O problema surge quando essa mesma senhora não quer a construção da barragem e ponto final. Nesse caso, o movimento entende que o desejo dela tem que ser respeitado, não importa que, em substituição à hidroelétrica, se construam usinas térmicas, que geram energia mais cara e poluente.

A Aneel, por outro lado, entende que o interesse legítimo dessa senhora não pode se sobrepor ao de milhões de brasileiros que desejam uma economia competitiva, com energia abundante a baixo custo, para garantir mais empregos e boa qualidade de vida.

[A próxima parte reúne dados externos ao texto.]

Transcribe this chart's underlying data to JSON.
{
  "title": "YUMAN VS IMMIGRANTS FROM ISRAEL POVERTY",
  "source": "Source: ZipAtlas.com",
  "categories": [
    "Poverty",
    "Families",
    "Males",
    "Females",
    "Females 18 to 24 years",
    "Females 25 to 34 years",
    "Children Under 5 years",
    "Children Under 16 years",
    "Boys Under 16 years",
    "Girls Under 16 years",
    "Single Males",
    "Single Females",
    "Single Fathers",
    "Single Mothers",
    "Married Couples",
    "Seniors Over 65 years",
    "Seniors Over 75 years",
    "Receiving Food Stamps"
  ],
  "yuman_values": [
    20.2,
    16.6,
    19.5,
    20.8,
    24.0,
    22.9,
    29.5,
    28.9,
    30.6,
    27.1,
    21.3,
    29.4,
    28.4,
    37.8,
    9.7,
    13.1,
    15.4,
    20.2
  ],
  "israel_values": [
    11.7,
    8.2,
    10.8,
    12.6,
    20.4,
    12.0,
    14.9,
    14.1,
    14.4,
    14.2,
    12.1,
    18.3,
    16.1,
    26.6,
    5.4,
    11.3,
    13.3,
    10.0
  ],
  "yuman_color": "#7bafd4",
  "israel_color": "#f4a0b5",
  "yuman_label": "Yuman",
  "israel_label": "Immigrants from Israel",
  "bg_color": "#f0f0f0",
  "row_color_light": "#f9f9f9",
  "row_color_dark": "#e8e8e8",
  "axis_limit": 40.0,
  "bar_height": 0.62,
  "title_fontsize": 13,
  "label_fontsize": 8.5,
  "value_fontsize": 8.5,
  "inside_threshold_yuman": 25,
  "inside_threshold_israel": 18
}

Tanto quanto o movimento, a Aneel também entende que "as águas são para a vida". Todavia, não há como concordar com a postura do movimento, e das demais entidades invasoras, em querer impor o seu ponto de vista pela força, sem atentar que o ponto de vista oposto não é o de um regime ilegítimo. Ao contrário, é de um governo democraticamente eleito, que tem o direito e a obrigação de materializar as obras que interessam à maioria da população, desde que respeitados os direitos das minorias. E entre esses direitos não se inclui o de veto.

Jerson Kelman, é diretor-geral da Agência Nacional de Energia Elétrica (Aneel).